Inuit tribes have passed down the story of an animal master known as the Caribou Man. It is said that the Caribou Man had fallen in love with a female caribou and became a caribou himself. Most of the Inuit tribes know that the Caribou Man watches over the way they hunt caribou. If any of the tribe members incorrectly practice the traditional way of hunting caribou, famine will spread across the land.

Reindeer as a symbol.

Reindeer are a symbol of wisdom, cleverness, resourcefulness, innovation, and creativity. They are also praised for their quick wit. Reindeer are more family-oriented as an animal totem. Because they live in large groups, communication and guidance is an important role in their way of survival.

There’s a coffee company named Caribou Coffee.

Kimberly and John Puckett climbed Denali National Park as they discussed wanting to build a company that helped people escape their mundane life of grinding for money. They spotted a herd of caribou on their descent and decided to name their coffee company after the serene view they had of the creatures.

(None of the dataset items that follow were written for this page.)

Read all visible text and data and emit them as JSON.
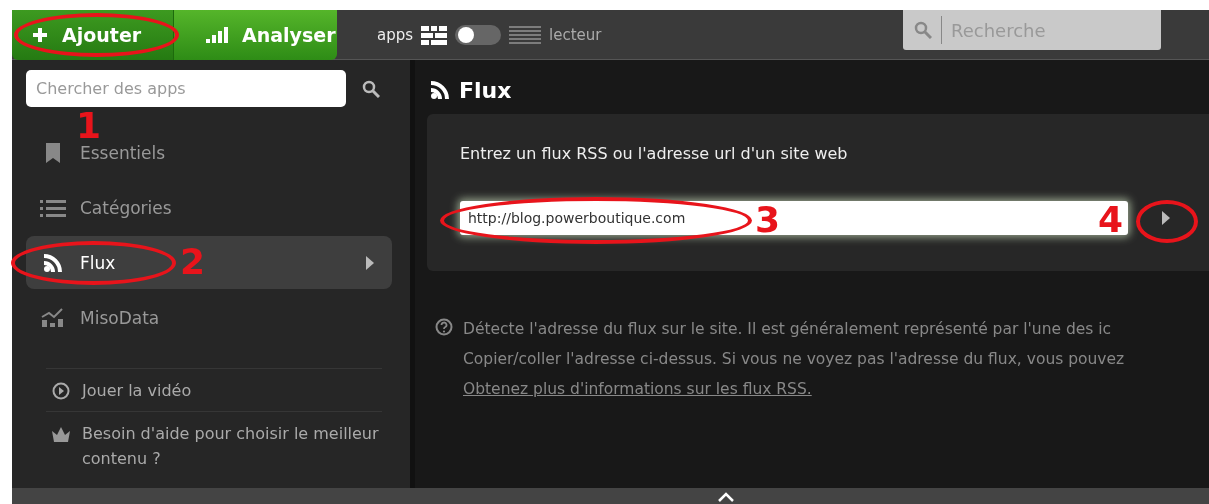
{
  "toolbar": {
    "buttons": [
      {
        "label": "Ajouter",
        "kind": "add"
      },
      {
        "label": "Analyser",
        "kind": "analyze"
      }
    ],
    "view_toggle": {
      "left_label": "apps",
      "right_label": "lecteur",
      "on": false
    },
    "search": {
      "placeholder": "Recherche"
    }
  },
  "sidebar": {
    "search": {
      "placeholder": "Chercher des apps"
    },
    "items": [
      {
        "label": "Essentiels",
        "kind": "bookmark",
        "selected": false
      },
      {
        "label": "Catégories",
        "kind": "list",
        "selected": false
      },
      {
        "label": "Flux",
        "kind": "rss",
        "selected": true
      },
      {
        "label": "MisoData",
        "kind": "chart",
        "selected": false
      }
    ],
    "links": [
      {
        "label": "Jouer la vidéo",
        "kind": "video"
      },
      {
        "label": "Besoin d'aide pour choisir le meilleur contenu ?",
        "kind": "crown"
      }
    ]
  },
  "main": {
    "title": "Flux",
    "prompt": "Entrez un flux RSS ou l'adresse url d'un site web",
    "url_field": {
      "value": "http://blog.powerboutique.com"
    },
    "help_lines": [
      "Détecte l'adresse du flux sur le site. Il est généralement représenté par l'une des ic",
      "Copier/coller l'adresse ci-dessus. Si vous ne voyez pas l'adresse du flux, vous pouvez"
    ],
    "help_link": "Obtenez plus d'informations sur les flux RSS."
  },
  "annotations": [
    {
      "label": "1"
    },
    {
      "label": "2"
    },
    {
      "label": "3"
    },
    {
      "label": "4"
    }
  ]
}
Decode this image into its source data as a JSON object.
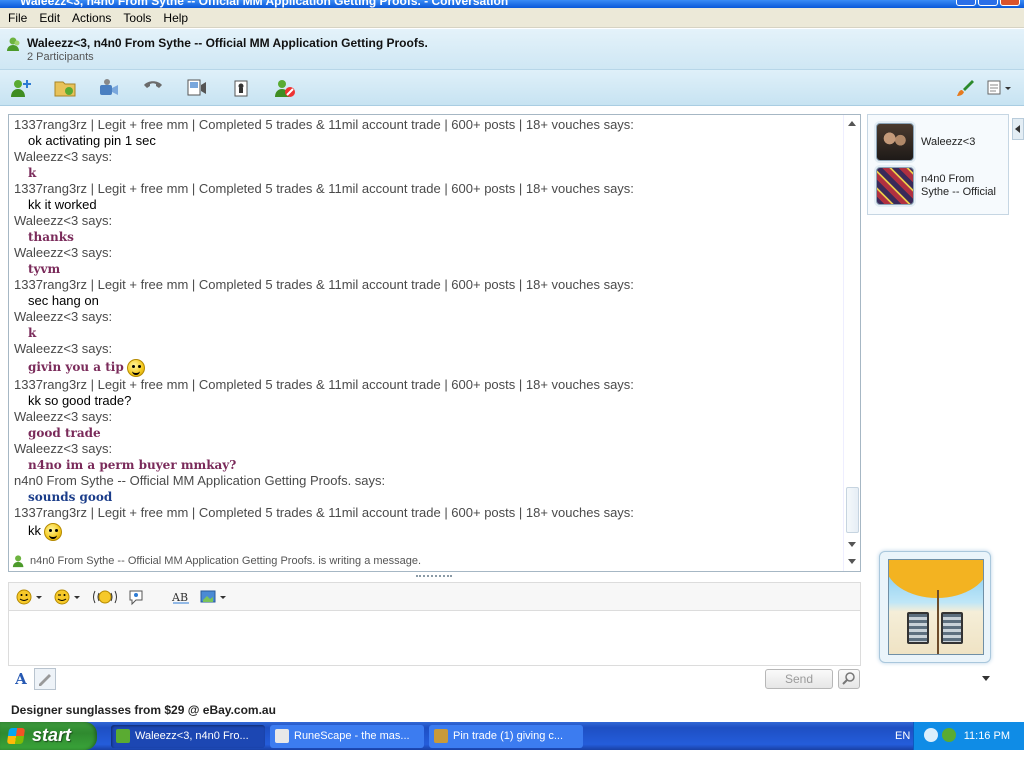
{
  "window": {
    "title": "Waleezz<3, n4n0 From Sythe -- Official MM Application Getting Proofs. - Conversation"
  },
  "menu": [
    "File",
    "Edit",
    "Actions",
    "Tools",
    "Help"
  ],
  "conversation": {
    "title": "Waleezz<3, n4n0 From Sythe -- Official MM Application Getting Proofs.",
    "participants_count": "2 Participants"
  },
  "toolbar": {
    "icons": [
      "invite-contact-icon",
      "share-files-icon",
      "video-call-icon",
      "phone-call-icon",
      "activities-icon",
      "games-icon",
      "block-contact-icon",
      "theme-brush-icon",
      "more-options-icon"
    ]
  },
  "messages": [
    {
      "who": "1337rang3rz | Legit + free mm | Completed 5 trades & 11mil account trade | 600+ posts | 18+ vouches says:",
      "text": "ok activating pin 1 sec",
      "style": "plain"
    },
    {
      "who": "Waleezz<3 says:",
      "text": "k",
      "style": "waleezz"
    },
    {
      "who": "1337rang3rz | Legit + free mm | Completed 5 trades & 11mil account trade | 600+ posts | 18+ vouches says:",
      "text": "kk it worked",
      "style": "plain"
    },
    {
      "who": "Waleezz<3 says:",
      "text": "thanks",
      "style": "waleezz"
    },
    {
      "who": "Waleezz<3 says:",
      "text": "tyvm",
      "style": "waleezz"
    },
    {
      "who": "1337rang3rz | Legit + free mm | Completed 5 trades & 11mil account trade | 600+ posts | 18+ vouches says:",
      "text": "sec hang on",
      "style": "plain"
    },
    {
      "who": "Waleezz<3 says:",
      "text": "k",
      "style": "waleezz"
    },
    {
      "who": "Waleezz<3 says:",
      "text": "givin you a tip",
      "style": "waleezz",
      "emoticon": "drool-emoticon"
    },
    {
      "who": "1337rang3rz | Legit + free mm | Completed 5 trades & 11mil account trade | 600+ posts | 18+ vouches says:",
      "text": "kk so good trade?",
      "style": "plain"
    },
    {
      "who": "Waleezz<3 says:",
      "text": "good trade",
      "style": "waleezz"
    },
    {
      "who": "Waleezz<3 says:",
      "text": "n4no im a perm buyer mmkay?",
      "style": "waleezz"
    },
    {
      "who": "n4n0 From Sythe -- Official MM Application Getting Proofs. says:",
      "text": "sounds good",
      "style": "nano"
    },
    {
      "who": "1337rang3rz | Legit + free mm | Completed 5 trades & 11mil account trade | 600+ posts | 18+ vouches says:",
      "text": "kk",
      "style": "plain",
      "emoticon": "smile-emoticon"
    }
  ],
  "status_message": "n4n0 From Sythe -- Official MM Application Getting Proofs. is writing a message.",
  "formatting": {
    "icons": [
      "emoticons-icon",
      "winks-icon",
      "nudge-icon",
      "voice-clip-icon",
      "spellcheck-icon",
      "send-image-icon"
    ]
  },
  "input": {
    "value": ""
  },
  "send_button": "Send",
  "ad_text": "Designer sunglasses from $29 @ eBay.com.au",
  "participants": [
    {
      "name": "Waleezz<3"
    },
    {
      "name": "n4n0 From Sythe -- Official"
    }
  ],
  "taskbar": {
    "start": "start",
    "tasks": [
      {
        "label": "Waleezz<3, n4n0 Fro...",
        "active": true
      },
      {
        "label": "RuneScape - the mas...",
        "active": false
      },
      {
        "label": "Pin trade (1) giving c...",
        "active": false
      }
    ],
    "language": "EN",
    "clock": "11:16 PM"
  },
  "colors": {
    "waleezz_text": "#7a2a5a",
    "nano_text": "#1b3d8a",
    "taskbar": "#245ddb",
    "start": "#3aa53a"
  }
}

Santa’s Reindeer and the significance.

When it comes to Santa Claus, reindeer play a significant role in his quest to deliver every present to obedient children all over the world. The most famous reindeer is arguably Rudolph from the Rudolph the Red-Nosed Reindeer Song.

Rudolph the red nose reindeer
Image from Adobe Stock

Caribou vs Reindeer: Dishes

For humans, food is more than just a basic necessity. It’s also an art and form of communication. Good food recipes are traditionally being passed down from one family to the next. In some cases, they have even been passed down through cultures.

Many indigenous tribes consume caribou meat.

Many Alaskan tribes depend on caribou meat for thousands of years. The earliest of them would be the Dene tribe. Archeologists theorized the Dene would even follow the caribou wherever they would go. Caribou was a substantial source of survival in the earlier days because of their hide, antlers, and meat. The Netsilik Inuit and the Copper Inuit also depended on the consumption of caribou meat.

Reindeer meat is quite healthy.

The benefits of reindeer meat are both economical and healthy for people. Reindeer meat has the same nutrition status as fish because of its low-fat content and high vitamin properties. It’s also very lean and the fatty acids are beneficial. In terms of economic trading, fish tends to spoil faster, making reindeer meat easier to transfer to less urban areas and locations that are distant from modern cities.

Raw reindeer meat
Image from Adobe Stock

Northern Norwegians love reindeer meat.

The Sami people of Norway enjoy a diet of reindeer meat almost every day. Their traditional recipes include bidos (reindeer stew), gurpi (cured reindeer meat), and renskav (fried reindeer with mushrooms.) The average Norwegian would only consume about three hundred grams of reindeer meat a year because of the lack of import and export trade.


We hope you enjoyed learning about the differences between the caribou vs reindeer. Unfortunately, because of climate change, both the caribou and the reindeer have become endangered. The change of weather, because of our constant pollution, threatens the lives of reindeer, caribou, and other animals. Should there be no action to prevent climate change, the peaceful life of both the caribou and reindeer will cease to exist. Hopefully, time will heal the environment they all live in.